After flashing, I could edit the cloud-init files so the pi would come up with the correct hostname and my ssh keys. I used this repo from billimek.

Installing k3s

I decided to install cilium as the cni instead of the bundled flannel. I initially wanted to use the multi-cluster features of cilium, but that seems to require running etcd separately… so I will have to figure out if that’s worth running on the Raspberry Pis. I was able to use the Hubble UI to have real-time telemetry info. In the future, I want to use the Cilium cluster-wide network policies.

Cilium on k3s requires disabling the built-in flannel. I had to use the deprecated --no-flannel since --flannel-backend=none didn’t seem to be supported. I also had to manually install the loopback cni plugin from containernetworking/plugins.

Next Steps 🦶

I started making a new home-infra repo where I’ll start putting the steps (hopefully automated). Currently, just doing everything manually wasn’t all that bad. Getting the stateless workloads running again was basically reinstalling ArgoCD and then pointing it at my gitops repo.

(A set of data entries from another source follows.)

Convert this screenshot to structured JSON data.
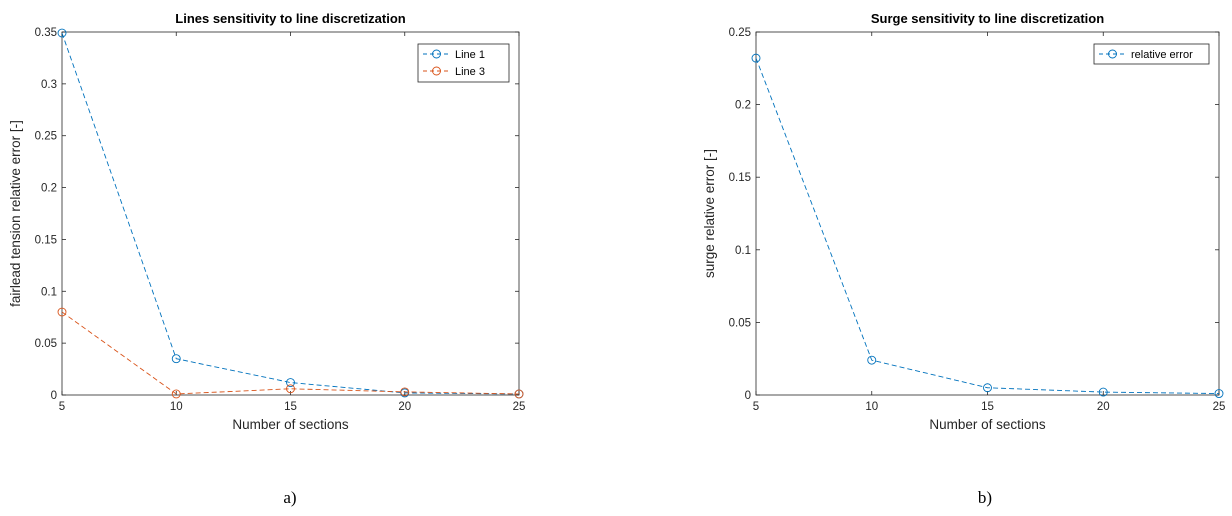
{
  "chart_data": [
    {
      "type": "line",
      "title": "Lines sensitivity to line discretization",
      "xlabel": "Number of sections",
      "ylabel": "fairlead tension relative error [-]",
      "x": [
        5,
        10,
        15,
        20,
        25
      ],
      "xlim": [
        5,
        25
      ],
      "ylim": [
        0,
        0.35
      ],
      "xticks": [
        "5",
        "10",
        "15",
        "20",
        "25"
      ],
      "yticks": [
        "0",
        "0.05",
        "0.1",
        "0.15",
        "0.2",
        "0.25",
        "0.3",
        "0.35"
      ],
      "series": [
        {
          "name": "Line 1",
          "values": [
            0.349,
            0.035,
            0.012,
            0.002,
            0.001
          ],
          "color": "#0072BD"
        },
        {
          "name": "Line 3",
          "values": [
            0.08,
            0.001,
            0.006,
            0.003,
            0.001
          ],
          "color": "#D95319"
        }
      ],
      "legend": "top-right",
      "grid": false,
      "marker": "circle",
      "linestyle": "dashed",
      "caption": "a)"
    },
    {
      "type": "line",
      "title": "Surge sensitivity to line discretization",
      "xlabel": "Number of sections",
      "ylabel": "surge relative error [-]",
      "x": [
        5,
        10,
        15,
        20,
        25
      ],
      "xlim": [
        5,
        25
      ],
      "ylim": [
        0,
        0.25
      ],
      "xticks": [
        "5",
        "10",
        "15",
        "20",
        "25"
      ],
      "yticks": [
        "0",
        "0.05",
        "0.1",
        "0.15",
        "0.2",
        "0.25"
      ],
      "series": [
        {
          "name": "relative error",
          "values": [
            0.232,
            0.024,
            0.005,
            0.002,
            0.001
          ],
          "color": "#0072BD"
        }
      ],
      "legend": "top-right",
      "grid": false,
      "marker": "circle",
      "linestyle": "dashed",
      "caption": "b)"
    }
  ]
}
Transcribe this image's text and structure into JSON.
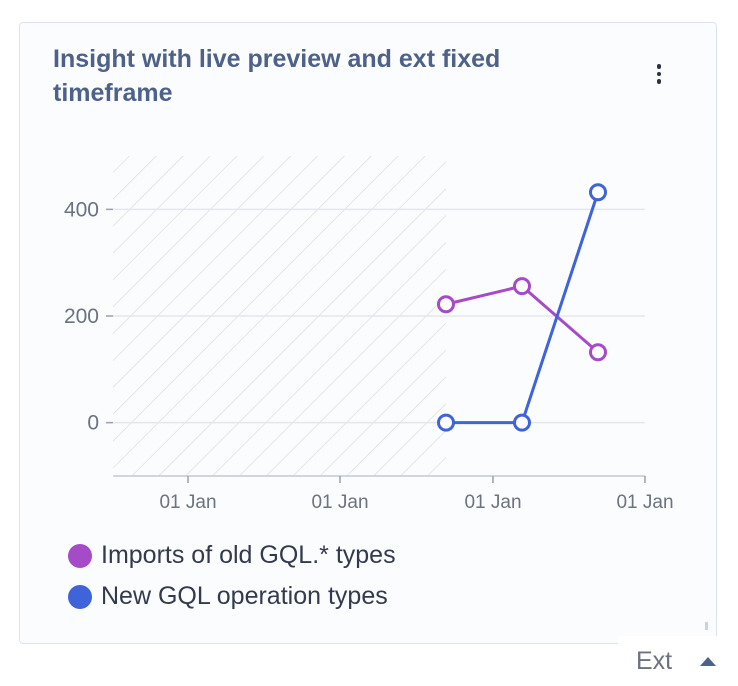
{
  "card": {
    "title": "Insight with live preview and ext fixed timeframe",
    "menu_icon": "kebab-menu-icon"
  },
  "chart_data": {
    "type": "line",
    "x_tick_labels": [
      "01 Jan",
      "01 Jan",
      "01 Jan",
      "01 Jan"
    ],
    "y_ticks": [
      0,
      200,
      400
    ],
    "ylim": [
      -100,
      500
    ],
    "grid": "horizontal",
    "legend_position": "bottom-left",
    "hatched_region": "left (before first data point)",
    "series": [
      {
        "name": "Imports of old GQL.* types",
        "color": "#a64bc8",
        "points": [
          {
            "x": 0,
            "y": 222
          },
          {
            "x": 1,
            "y": 256
          },
          {
            "x": 2,
            "y": 132
          }
        ]
      },
      {
        "name": "New GQL operation types",
        "color": "#3f63d8",
        "points": [
          {
            "x": 0,
            "y": 0
          },
          {
            "x": 1,
            "y": 0
          },
          {
            "x": 2,
            "y": 432
          }
        ]
      }
    ]
  },
  "footer": {
    "label": "Ext",
    "caret_icon": "caret-up-icon"
  }
}
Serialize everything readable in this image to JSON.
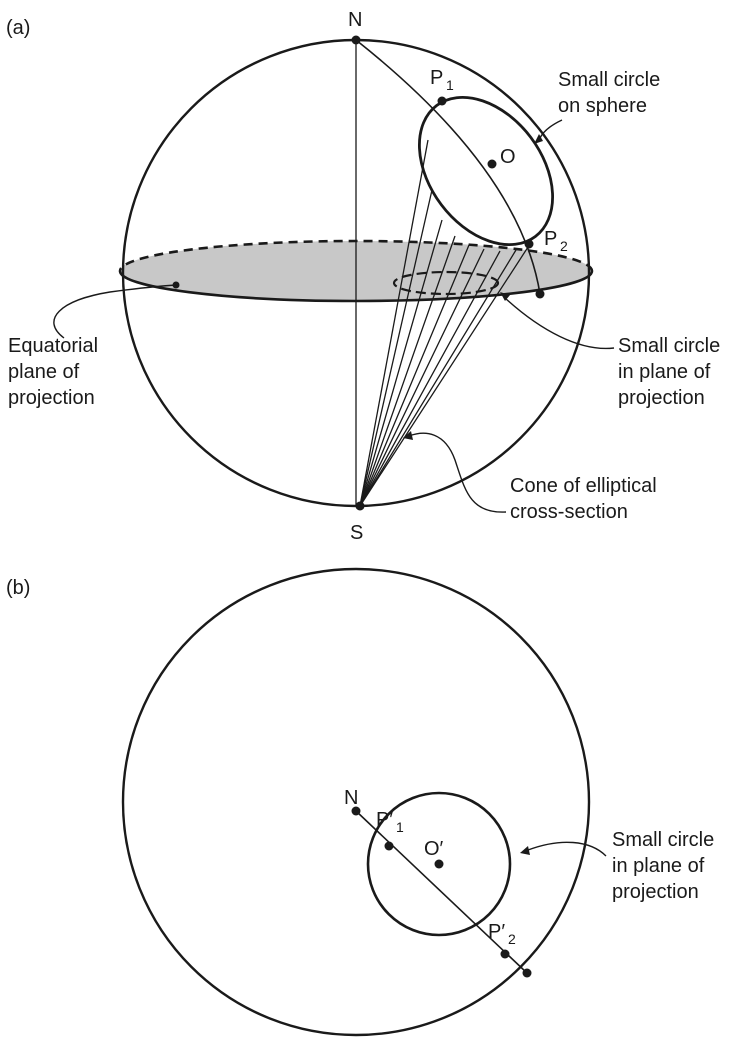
{
  "panel_a": {
    "panel_label": "(a)",
    "points": {
      "N": "N",
      "S": "S",
      "O": "O",
      "P1": "P",
      "P1_sub": "1",
      "P2": "P",
      "P2_sub": "2"
    },
    "labels": {
      "small_circle_sphere": [
        "Small circle",
        "on sphere"
      ],
      "equatorial_plane": [
        "Equatorial",
        "plane of",
        "projection"
      ],
      "small_circle_plane": [
        "Small circle",
        "in plane of",
        "projection"
      ],
      "cone": [
        "Cone of elliptical",
        "cross-section"
      ]
    },
    "colors": {
      "equatorial_fill": "#c8c8c8",
      "ink": "#1a1a1a"
    }
  },
  "panel_b": {
    "panel_label": "(b)",
    "points": {
      "N": "N",
      "O": "O′",
      "P1": "P′",
      "P1_sub": "1",
      "P2": "P′",
      "P2_sub": "2"
    },
    "labels": {
      "small_circle_plane": [
        "Small circle",
        "in plane of",
        "projection"
      ]
    }
  }
}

One thing that was a little troublesome is remembering to label the node corresponding to the fast and slow storage. It was nice that my workloads requiring storage did land on the same node again, but it would be better for this to happen automatically. OpenEBS could probably help with this using the automatic detection of block devices and then letting you map that to storage classes.

Manually setting up the folders for the local-path-provisioner is pretty convenient though. I could probably just use local persistent volumes as well 🤷‍♂️.